Volkswagen Golf long-term test: report 2
The Volkswagen Golf has been a family favourite for generations, but now has more clever tech than ever. We're living with one to see if it still deserves its tight grip on the market...
Why it’s here To see if the Golf remains true to its "all things to all drivers" pedigree, to prove that cutting-edge technology need not be reserved for electric cars.
Needs to Use petrol sparingly, provide day-to-day comfort, make life easy on long trips.
List price £24,555 Target Price £23,015 Price as tested £28,700 Mileage 983 Official economy 50.5 mpg Test economy 42.1mpg
12 March – Ergonomics, the final frontier
I was eight or so when Star Trek, The Next Generation was first broadcast to British televisions. Bits of the Enterprise’s design immediately dazzled me, not least the ship’s computer system, whose sleek, colourful helm consoles with their glossy, touch-sensitive, displays, ran a fictional operating system called LCARS (Library Computer Access/Retrieval System). And now, three decades later, my Volkswagen Golf reminds me of Captain Picard’s pride and joy.
The Golf’s infotainment screen and its neighbouring digital dashboard, both framed in a glossy black panel that subtly curves from left to right, is a pleasure to behold. It presents its information in exactly the right place, too; factor in my car’s excellent (optional) head up display, and taking in vital data only requires the briefest of glances away from the road ahead. Good stuff.

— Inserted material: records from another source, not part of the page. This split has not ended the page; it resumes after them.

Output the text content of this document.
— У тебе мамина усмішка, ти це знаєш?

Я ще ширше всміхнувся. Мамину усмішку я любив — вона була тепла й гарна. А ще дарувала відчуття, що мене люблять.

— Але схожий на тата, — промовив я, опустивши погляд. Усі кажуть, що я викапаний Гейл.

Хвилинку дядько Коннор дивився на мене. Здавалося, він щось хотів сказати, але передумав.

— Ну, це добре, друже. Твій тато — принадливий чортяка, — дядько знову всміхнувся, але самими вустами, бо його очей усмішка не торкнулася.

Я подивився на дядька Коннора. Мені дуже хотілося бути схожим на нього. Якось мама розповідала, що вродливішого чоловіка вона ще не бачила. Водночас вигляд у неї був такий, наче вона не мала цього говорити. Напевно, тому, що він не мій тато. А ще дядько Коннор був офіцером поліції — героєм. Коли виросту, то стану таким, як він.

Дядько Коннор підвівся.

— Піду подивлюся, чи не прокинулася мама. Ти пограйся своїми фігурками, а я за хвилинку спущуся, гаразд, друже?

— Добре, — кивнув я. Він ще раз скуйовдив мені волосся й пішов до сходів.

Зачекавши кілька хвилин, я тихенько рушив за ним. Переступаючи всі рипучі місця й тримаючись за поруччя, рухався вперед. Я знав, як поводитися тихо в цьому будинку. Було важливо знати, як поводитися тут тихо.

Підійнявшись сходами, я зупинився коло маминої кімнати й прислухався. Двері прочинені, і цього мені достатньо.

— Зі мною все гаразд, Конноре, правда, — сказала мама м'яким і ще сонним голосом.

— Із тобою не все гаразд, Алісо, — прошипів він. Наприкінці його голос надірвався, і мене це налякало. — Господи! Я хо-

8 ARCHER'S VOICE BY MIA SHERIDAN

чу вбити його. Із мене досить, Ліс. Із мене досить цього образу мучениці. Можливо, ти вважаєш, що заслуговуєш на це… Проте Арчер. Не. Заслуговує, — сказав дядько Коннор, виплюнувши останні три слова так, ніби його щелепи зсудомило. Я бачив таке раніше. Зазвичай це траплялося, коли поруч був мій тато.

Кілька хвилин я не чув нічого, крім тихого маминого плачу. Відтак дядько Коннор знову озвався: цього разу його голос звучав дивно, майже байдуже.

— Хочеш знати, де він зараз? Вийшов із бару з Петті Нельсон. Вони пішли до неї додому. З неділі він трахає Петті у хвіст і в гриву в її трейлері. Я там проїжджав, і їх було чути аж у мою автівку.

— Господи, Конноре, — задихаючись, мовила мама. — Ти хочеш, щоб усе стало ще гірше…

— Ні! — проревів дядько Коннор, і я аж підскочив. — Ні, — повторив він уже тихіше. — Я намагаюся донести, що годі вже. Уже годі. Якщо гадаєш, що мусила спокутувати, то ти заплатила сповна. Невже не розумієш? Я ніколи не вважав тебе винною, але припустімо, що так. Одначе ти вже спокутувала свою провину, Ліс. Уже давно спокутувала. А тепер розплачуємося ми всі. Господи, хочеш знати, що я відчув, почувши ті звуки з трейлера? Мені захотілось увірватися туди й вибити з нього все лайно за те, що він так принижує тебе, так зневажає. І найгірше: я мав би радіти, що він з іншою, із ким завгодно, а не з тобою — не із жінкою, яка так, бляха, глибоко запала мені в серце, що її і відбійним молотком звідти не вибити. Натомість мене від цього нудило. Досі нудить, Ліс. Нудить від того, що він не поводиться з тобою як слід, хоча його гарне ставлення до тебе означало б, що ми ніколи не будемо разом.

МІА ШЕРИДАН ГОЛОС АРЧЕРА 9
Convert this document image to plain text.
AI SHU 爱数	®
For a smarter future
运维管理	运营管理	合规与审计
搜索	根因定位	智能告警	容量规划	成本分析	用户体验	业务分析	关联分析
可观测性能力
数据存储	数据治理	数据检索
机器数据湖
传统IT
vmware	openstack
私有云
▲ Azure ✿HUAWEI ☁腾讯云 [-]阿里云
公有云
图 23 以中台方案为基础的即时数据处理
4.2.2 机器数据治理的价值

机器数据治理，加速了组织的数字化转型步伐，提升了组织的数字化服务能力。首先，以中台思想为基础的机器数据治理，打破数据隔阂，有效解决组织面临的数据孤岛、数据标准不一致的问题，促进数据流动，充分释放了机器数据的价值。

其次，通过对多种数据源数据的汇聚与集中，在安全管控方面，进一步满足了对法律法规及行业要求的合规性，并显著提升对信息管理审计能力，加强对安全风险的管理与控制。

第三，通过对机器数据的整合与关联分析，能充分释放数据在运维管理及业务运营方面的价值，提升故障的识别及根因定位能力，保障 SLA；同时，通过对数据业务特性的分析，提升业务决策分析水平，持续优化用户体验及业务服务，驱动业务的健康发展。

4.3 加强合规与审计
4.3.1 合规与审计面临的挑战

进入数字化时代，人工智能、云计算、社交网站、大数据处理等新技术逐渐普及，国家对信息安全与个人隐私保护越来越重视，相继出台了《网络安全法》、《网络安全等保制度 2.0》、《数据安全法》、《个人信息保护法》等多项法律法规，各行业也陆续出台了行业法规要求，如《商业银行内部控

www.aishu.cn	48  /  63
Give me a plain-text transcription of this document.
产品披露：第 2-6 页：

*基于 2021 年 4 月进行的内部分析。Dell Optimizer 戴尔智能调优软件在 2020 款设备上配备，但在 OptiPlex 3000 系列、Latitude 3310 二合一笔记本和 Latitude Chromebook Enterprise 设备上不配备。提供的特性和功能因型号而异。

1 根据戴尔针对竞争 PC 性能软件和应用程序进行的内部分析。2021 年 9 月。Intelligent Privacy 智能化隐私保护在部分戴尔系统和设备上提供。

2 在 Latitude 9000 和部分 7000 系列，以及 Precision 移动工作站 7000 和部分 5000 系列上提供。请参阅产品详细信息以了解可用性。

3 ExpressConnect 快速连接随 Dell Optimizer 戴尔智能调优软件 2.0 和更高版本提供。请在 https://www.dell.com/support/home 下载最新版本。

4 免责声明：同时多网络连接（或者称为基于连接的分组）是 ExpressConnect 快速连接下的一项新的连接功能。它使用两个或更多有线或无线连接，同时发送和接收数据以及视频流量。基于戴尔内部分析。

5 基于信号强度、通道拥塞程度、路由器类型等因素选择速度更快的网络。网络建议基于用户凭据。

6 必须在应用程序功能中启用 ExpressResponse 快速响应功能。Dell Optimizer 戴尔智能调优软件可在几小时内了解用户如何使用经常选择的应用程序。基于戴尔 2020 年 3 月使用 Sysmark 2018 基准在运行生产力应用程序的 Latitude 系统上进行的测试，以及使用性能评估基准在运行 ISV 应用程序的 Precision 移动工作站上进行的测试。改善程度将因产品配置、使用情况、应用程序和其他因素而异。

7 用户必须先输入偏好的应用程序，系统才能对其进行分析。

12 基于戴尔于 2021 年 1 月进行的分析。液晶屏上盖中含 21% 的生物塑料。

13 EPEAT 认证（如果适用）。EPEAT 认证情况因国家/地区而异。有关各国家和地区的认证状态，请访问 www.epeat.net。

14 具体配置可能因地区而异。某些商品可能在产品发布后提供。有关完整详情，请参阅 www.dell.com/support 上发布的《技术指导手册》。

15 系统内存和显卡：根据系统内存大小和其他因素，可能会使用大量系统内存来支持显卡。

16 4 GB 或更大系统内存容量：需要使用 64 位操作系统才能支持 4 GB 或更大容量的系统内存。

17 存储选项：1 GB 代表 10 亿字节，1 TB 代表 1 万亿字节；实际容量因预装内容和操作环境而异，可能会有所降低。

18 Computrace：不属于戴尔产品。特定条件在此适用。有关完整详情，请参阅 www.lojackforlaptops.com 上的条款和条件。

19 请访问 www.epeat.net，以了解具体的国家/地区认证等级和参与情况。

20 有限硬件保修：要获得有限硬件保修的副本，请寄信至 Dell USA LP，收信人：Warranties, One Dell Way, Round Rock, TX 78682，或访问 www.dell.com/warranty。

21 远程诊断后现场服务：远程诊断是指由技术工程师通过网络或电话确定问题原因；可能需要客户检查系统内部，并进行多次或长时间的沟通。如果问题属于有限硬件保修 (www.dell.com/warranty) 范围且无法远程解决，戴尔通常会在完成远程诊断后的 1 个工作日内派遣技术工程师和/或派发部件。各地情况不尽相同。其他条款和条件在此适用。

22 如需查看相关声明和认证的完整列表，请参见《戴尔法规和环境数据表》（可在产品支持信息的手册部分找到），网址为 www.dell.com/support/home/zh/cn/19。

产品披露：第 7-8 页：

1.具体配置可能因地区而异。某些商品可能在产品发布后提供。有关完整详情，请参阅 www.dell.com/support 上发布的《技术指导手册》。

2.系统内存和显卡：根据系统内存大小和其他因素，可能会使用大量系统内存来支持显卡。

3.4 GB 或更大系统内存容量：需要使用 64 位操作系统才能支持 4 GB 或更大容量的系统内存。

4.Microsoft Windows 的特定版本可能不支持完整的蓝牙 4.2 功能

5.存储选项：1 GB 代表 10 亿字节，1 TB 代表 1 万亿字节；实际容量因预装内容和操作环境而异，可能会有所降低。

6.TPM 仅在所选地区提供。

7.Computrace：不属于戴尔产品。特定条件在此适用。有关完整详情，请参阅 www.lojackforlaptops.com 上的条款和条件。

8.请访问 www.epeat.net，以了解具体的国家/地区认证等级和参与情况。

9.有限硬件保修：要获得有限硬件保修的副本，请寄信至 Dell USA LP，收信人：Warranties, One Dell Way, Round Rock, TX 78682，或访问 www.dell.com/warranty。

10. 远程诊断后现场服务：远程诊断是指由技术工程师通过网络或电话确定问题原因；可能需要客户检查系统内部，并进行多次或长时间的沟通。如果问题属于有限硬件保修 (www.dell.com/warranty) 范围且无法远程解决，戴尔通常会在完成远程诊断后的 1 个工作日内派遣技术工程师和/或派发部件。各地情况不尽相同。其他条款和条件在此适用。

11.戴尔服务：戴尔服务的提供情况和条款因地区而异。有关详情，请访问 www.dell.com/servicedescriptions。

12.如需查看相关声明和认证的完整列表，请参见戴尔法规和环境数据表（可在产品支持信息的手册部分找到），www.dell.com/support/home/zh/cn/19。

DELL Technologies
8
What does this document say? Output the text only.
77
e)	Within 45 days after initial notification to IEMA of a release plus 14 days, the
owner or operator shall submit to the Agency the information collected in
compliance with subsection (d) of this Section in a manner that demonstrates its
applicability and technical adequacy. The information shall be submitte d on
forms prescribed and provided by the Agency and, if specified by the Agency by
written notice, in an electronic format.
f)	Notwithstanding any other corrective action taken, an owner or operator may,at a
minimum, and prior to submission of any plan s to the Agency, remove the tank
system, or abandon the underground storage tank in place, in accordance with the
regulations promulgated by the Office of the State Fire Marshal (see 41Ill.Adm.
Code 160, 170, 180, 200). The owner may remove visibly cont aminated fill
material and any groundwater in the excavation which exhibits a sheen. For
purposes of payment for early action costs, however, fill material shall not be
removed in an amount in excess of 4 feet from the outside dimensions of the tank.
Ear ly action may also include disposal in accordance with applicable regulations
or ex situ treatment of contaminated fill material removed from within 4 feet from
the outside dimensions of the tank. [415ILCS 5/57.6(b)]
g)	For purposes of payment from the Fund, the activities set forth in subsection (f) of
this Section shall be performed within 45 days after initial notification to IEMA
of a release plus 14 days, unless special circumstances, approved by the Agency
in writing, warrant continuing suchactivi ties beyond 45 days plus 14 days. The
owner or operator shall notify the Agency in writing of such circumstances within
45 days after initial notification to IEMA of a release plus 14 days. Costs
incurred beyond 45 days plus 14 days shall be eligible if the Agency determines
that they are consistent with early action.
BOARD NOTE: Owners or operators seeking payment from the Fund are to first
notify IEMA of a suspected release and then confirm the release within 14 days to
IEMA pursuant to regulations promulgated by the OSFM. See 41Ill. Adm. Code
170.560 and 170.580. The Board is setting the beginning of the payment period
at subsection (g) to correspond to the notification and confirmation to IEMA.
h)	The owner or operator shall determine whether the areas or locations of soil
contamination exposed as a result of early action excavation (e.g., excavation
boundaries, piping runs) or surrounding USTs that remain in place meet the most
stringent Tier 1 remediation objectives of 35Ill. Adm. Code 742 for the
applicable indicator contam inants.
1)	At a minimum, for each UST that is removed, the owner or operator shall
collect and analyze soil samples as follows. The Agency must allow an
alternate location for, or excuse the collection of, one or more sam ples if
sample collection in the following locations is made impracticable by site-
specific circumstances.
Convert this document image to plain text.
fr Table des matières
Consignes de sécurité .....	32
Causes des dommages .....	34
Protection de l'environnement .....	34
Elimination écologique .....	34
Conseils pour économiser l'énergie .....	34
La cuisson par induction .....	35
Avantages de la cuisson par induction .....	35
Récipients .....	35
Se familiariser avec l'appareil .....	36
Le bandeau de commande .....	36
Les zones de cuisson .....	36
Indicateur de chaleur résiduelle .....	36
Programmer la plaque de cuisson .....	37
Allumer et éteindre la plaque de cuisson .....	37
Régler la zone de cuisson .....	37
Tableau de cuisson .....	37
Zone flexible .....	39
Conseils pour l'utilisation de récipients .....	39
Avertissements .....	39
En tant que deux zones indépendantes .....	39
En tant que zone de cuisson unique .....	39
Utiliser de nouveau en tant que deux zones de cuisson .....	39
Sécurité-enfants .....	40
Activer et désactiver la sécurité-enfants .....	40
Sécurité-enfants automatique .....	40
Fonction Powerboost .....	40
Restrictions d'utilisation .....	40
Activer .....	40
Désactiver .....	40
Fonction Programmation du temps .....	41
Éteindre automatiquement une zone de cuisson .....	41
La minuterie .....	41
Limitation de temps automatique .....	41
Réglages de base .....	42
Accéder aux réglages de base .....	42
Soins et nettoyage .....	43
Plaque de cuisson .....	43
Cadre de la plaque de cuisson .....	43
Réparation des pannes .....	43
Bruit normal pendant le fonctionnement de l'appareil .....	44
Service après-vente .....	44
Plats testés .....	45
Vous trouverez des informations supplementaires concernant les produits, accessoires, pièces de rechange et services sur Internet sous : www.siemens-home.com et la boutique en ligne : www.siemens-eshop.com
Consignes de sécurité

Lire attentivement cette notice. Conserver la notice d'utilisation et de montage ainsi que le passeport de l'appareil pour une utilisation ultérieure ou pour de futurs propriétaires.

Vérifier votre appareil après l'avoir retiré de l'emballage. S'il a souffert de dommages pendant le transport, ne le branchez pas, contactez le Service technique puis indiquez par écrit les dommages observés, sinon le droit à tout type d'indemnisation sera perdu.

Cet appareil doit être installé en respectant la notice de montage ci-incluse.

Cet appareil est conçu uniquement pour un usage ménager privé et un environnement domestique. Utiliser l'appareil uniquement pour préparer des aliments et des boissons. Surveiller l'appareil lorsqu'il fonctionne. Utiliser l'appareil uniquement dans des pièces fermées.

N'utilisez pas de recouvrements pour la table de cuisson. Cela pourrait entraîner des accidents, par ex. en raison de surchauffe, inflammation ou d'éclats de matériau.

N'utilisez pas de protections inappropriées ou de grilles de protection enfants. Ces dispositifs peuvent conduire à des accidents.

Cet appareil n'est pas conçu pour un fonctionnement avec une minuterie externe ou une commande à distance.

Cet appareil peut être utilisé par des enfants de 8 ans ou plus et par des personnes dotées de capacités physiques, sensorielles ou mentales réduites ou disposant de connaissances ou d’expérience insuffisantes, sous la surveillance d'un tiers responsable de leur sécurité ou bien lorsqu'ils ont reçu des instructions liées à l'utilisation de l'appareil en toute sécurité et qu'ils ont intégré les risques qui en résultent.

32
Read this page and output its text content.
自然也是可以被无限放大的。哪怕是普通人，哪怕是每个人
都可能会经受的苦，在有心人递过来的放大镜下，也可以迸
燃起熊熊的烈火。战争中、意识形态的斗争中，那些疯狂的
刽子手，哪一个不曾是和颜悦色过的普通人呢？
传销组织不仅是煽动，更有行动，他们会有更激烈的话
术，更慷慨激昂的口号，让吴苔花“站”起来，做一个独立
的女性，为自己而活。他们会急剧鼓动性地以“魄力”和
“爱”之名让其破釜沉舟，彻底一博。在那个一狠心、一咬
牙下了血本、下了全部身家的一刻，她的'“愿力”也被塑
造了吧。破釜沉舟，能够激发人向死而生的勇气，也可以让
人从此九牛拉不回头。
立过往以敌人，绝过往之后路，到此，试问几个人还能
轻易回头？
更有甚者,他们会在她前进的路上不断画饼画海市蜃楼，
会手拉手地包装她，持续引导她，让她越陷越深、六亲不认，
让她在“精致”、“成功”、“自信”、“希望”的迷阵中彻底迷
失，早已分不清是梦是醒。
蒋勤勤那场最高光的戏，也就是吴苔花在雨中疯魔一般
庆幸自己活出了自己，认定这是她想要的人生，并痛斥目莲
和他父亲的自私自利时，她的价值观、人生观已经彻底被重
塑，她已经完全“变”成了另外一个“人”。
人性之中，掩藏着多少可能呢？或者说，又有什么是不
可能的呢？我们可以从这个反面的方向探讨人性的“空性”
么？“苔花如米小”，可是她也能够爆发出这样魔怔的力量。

Remember, though, that those LCARS computers on the starship Enterprise are only pretend. Scenic art supervisor and technical consultant Michael Okuda needed only to create something that would look good on telly. And I’d not be at all surprised to find that the Golf’s infotainment system was designed by him, too, because for all its prettiness and flashes of brilliance, actually interacting with it seems to have been left out of the brief.
It’s desperately frustrating. It uses swipe gestures, a-la an Apple iPad, but nothing seems consistent; when trying to perform a task, I’m left guessing whether to swipe left or right or touch an icon, and I never seem to get back to the page I started from. The separate shortcut buttons for climate, parking assistance and driving assistance would make life convenient were they not touch sensitive and ridiculously prone to being inadvertently set off – notably when trying to steady your finger when stabbing screen icons on a bumpy road. And if the fixed, touch sensitive ‘sliders’ for radio volume and climate temperature seem a novel idea, the decision not to illuminate them, rendering them invisible at night, is downright baffling.
This is a system that seems to be crying out for a handy rotary controller so you can intuitively scroll through its beautiful-looking menus. Right now it’s a case of style over substance, and that’s pretty much the opposite what Volkswagen always used to be about.